Hundreds of police officers were drafted to Northern Ireland from around the UK to deal with the violence.
More than 49 people aged between 15 and 52 were arrested during the disturbances after Orangemen were prevented from walking along a 300m stretch of road which passes a nationalist area of north Belfast on Friday night.
“It was visceral. If you watch the footage of some of those people involved in attacking police lines on Friday night, particularly on Woodvale Road, their behaviour was almost animalistic,” Police Service of Northern Ireland Assistant Chief Constable Will Kerr said on Monday.
Kerr said the policing bill had already run into multiple millions of pounds.
He added: "It was incredibly dangerous to engage in that sort of behaviour so quickly at police lines. The police officers who held the line at Woodvale Road and who continue to hold the line have shown incredible professionalism."
During the police press conference on Monday a number of riot squad helmets were on display, including one which was dented by a ceremonial sword.
At least four blast bombs and several petrol bombs were thrown at police in the Lower Newtownards Road area of east Belfast.
The Belfast Telegraph reports that water cannons were deployed and plastic bullets fired.
In the Ardoyne area of north Belfast, a pipe bomb was thrown at police patrolling the area, at around 5pm on Monday.
Commenting on the incident, Superintendent Emma Bond said: "We consider ourselves extremely fortunate that we are not dealing with a much more serious incident and that all of the officers were able to walk away from that situation unharmed.
"We have appealed for calm in the area and I continue to to do so. I would appeal to anyone with influence in the community to exert it to ensure that the next few days pass off without incident."

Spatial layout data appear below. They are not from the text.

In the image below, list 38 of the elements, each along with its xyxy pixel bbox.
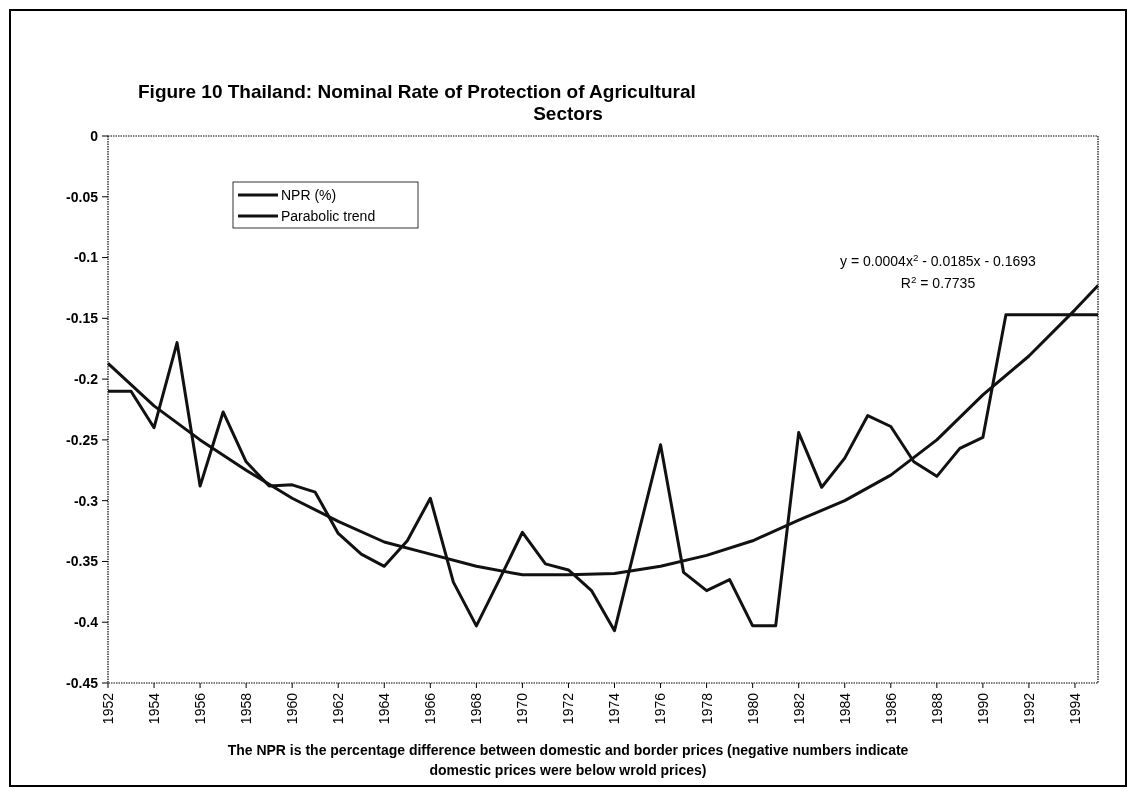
- y-tick-label: -0.3: [73, 492, 99, 509]
- x-tick-label: 1974: [606, 692, 623, 725]
- x-tick-label: 1990: [974, 692, 991, 725]
- legend-label: Parabolic trend: [281, 207, 376, 224]
- x-tick-label: 1960: [284, 692, 301, 725]
- x-tick-label: 1982: [790, 692, 807, 725]
- x-tick-label: 1994: [1066, 692, 1083, 725]
- y-tick-label: -0.35: [66, 553, 99, 570]
- x-tick-label: 1976: [652, 692, 669, 725]
- y-tick-label: -0.25: [66, 431, 99, 448]
- annotation: y = 0.0004x$^{2}$ - 0.0185x - 0.1693: [840, 251, 1037, 269]
- y-tick-label: -0.1: [73, 249, 99, 266]
- x-tick-label: 1972: [560, 692, 577, 725]
- y-tick-label: -0.15: [66, 310, 99, 327]
- x-tick-label: 1980: [744, 692, 761, 725]
- x-tick-label: 1958: [238, 692, 255, 725]
- y-tick-label: 0: [90, 127, 99, 144]
- x-tick-label: 1962: [330, 692, 347, 725]
- y-tick-label: -0.4: [73, 614, 99, 631]
- x-tick-label: 1966: [422, 692, 439, 725]
- x-tick-label: 1956: [191, 692, 208, 725]
- x-tick-label: 1986: [882, 692, 899, 725]
- x-tick-label: 1952: [99, 692, 116, 725]
- x-tick-label: 1984: [836, 692, 853, 725]
- y-tick-label: -0.45: [66, 674, 99, 691]
- legend-label: NPR (%): [281, 186, 337, 203]
- x-tick-label: 1970: [514, 692, 531, 725]
- annotation: R$^{2}$ = 0.7735: [900, 273, 976, 291]
- x-tick-label: 1988: [928, 692, 945, 725]
- x-tick-label: 1978: [698, 692, 715, 725]
- x-tick-label: 1968: [468, 692, 485, 725]
- x-tick-label: 1964: [376, 692, 393, 725]
- text: The NPR is the percentage difference between domestic and border prices (negative numbers indicate domestic prices were below wrold prices): [227, 742, 909, 778]
- chart-title: Figure 10 Thailand: Nominal Rate of Protection of Agricultural Sectors: [138, 81, 696, 124]
- x-tick-label: 1954: [145, 692, 162, 725]
- y-tick-label: -0.05: [66, 188, 99, 205]
- y-tick-label: -0.2: [73, 371, 99, 388]
- x-tick-label: 1992: [1020, 692, 1037, 725]
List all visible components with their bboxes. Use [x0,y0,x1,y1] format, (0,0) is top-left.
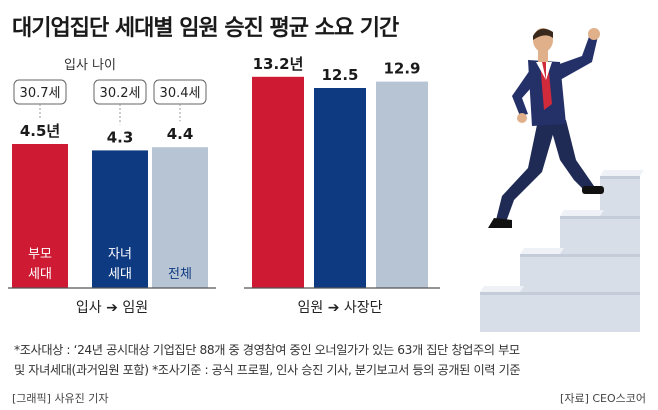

Meanwhile the Orange Order said the PSNI had questions to answer about how officers handled the situation.
A statement said: "The PSNI have serious questions to answer, not least, with so many police officers available, why were they unable to stop clearly orchestrated attacks, and, in the case of the Short Strand, a prolonged attack lasting over 30 minutes along the length of the peace wall?
"The violence, which we condemn, cannot be used as an excuse for not addressing the issues that have been raised by this ludicrous determination.
"There will be the blame game and point-scoring by all for the events that unfolded; however, the Orange institution will be scapegoated for where the responsibility for this crisis truly lies - at the door of the Parades Commission."